Aujourd’hui, il existe une panoplie d’outils à la disposition de la puissance publique, État et collectivités, pour lutter contre l’habitat indigne, mais leur utilisation est parfois longue et complexe. Le Gouvernement entend améliorer l’efficacité de ces dispositifs afin de contraindre plus fortement les bailleurs à réaliser les travaux qui leur ont été prescrits et donner un coup d’arrêt aux activités des marchands de sommeil.
Mettre un coup d’arrêt à la délinquance des marchands de sommeil
Les marchands de sommeil se spécialisent dans l’achat à bas prix de biens locatifs de mauvaise qualité qu’ils louent dans des conditions indignes et dégradantes à des loyers élevés, voire exorbitants, en totale disproportion avec la qualité de l’habitat.
Pour lutter contre ces pratiques, le projet de loi prévoit d’empêcher les personnes déjà condamnées pour hébergement contraire à la dignité humaine, de pouvoir acquérir des biens immobiliers et de les mettre en location. Cette mesure empêchera une personne physique d’acheter en son nom propre et également via une société (entreprises unipersonnelles, SCI, SARL) dont il serait gérant, associé ou dirigeant, les marchands de sommeil utilisant très souvent des sociétés écrans pour développer leurs activités.
Avant de procéder à la signature d’une vente, les notaires formuleront une demande de renseignement aux services du casier judiciaire pour vérifier les antécédents de l’acheteur. Pour protéger le vendeur, le texte prévoit la nullité de la vente aux torts de l’acquéreur concerné par cette condamnation, ce qui permet au vendeur de conserver le bénéfice du dépôt de garantie versé au moment de la promesse de vente.

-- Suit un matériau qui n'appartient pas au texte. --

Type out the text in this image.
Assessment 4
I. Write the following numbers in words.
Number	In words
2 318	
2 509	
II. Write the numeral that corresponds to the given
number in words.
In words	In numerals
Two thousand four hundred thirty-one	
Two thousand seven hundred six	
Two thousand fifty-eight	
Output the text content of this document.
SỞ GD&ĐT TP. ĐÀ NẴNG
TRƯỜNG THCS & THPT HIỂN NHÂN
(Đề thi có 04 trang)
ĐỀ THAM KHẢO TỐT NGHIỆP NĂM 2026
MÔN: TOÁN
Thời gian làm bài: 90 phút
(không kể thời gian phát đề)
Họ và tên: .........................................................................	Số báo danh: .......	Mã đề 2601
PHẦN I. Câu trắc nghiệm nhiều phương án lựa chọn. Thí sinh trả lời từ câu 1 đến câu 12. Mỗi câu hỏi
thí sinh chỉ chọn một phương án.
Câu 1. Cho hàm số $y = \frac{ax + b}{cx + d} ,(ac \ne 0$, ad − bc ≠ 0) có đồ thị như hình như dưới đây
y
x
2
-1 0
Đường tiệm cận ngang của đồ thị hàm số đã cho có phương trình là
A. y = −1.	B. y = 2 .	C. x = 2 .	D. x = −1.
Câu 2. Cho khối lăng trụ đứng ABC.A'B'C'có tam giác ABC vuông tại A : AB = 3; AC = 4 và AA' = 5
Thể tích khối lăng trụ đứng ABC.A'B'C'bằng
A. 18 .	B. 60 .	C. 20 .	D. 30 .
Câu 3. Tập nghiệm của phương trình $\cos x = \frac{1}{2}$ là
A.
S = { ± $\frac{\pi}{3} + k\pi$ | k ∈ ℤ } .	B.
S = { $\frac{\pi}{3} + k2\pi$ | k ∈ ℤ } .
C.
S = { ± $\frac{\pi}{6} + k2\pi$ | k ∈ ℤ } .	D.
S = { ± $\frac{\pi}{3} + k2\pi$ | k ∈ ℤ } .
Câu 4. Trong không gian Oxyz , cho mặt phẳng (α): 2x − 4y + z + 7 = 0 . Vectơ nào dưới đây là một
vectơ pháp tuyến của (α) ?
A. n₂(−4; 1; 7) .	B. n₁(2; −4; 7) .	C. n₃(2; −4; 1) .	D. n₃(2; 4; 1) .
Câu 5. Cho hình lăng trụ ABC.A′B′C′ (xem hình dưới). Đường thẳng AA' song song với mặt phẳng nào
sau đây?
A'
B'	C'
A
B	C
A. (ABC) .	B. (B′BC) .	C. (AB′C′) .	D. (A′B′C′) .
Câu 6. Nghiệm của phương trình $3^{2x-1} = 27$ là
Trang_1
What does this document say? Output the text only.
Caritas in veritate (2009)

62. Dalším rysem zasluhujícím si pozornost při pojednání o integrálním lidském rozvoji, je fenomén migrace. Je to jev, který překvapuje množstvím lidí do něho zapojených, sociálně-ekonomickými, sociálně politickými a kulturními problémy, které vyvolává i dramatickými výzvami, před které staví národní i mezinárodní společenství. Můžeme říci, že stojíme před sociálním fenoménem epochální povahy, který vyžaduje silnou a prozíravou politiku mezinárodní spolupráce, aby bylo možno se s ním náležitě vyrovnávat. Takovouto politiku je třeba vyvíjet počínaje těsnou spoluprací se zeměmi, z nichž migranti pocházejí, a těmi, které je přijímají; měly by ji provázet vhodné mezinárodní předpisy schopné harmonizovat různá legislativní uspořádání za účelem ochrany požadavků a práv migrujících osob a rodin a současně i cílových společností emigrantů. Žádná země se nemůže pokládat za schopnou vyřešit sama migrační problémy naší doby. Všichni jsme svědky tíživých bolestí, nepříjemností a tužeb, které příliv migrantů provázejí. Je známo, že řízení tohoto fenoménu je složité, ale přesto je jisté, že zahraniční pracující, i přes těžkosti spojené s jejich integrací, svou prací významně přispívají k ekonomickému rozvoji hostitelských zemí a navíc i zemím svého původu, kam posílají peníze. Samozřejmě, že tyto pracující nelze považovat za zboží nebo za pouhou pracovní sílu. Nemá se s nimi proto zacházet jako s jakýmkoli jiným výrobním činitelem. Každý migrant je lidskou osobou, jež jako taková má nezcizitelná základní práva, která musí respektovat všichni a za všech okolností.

La présence des marchands de sommeil au sein de copropriétés constitue l’un des facteurs de fragilisation de la situation financière de ces dernières et donc, à terme, de la dégradation de l’état du bâti. La spirale de dégradation de l’immeuble s’accélérant, les propriétaires occupants quittent la copropriété, souvent en cédant leur lot à un prix faible au marchand de sommeil.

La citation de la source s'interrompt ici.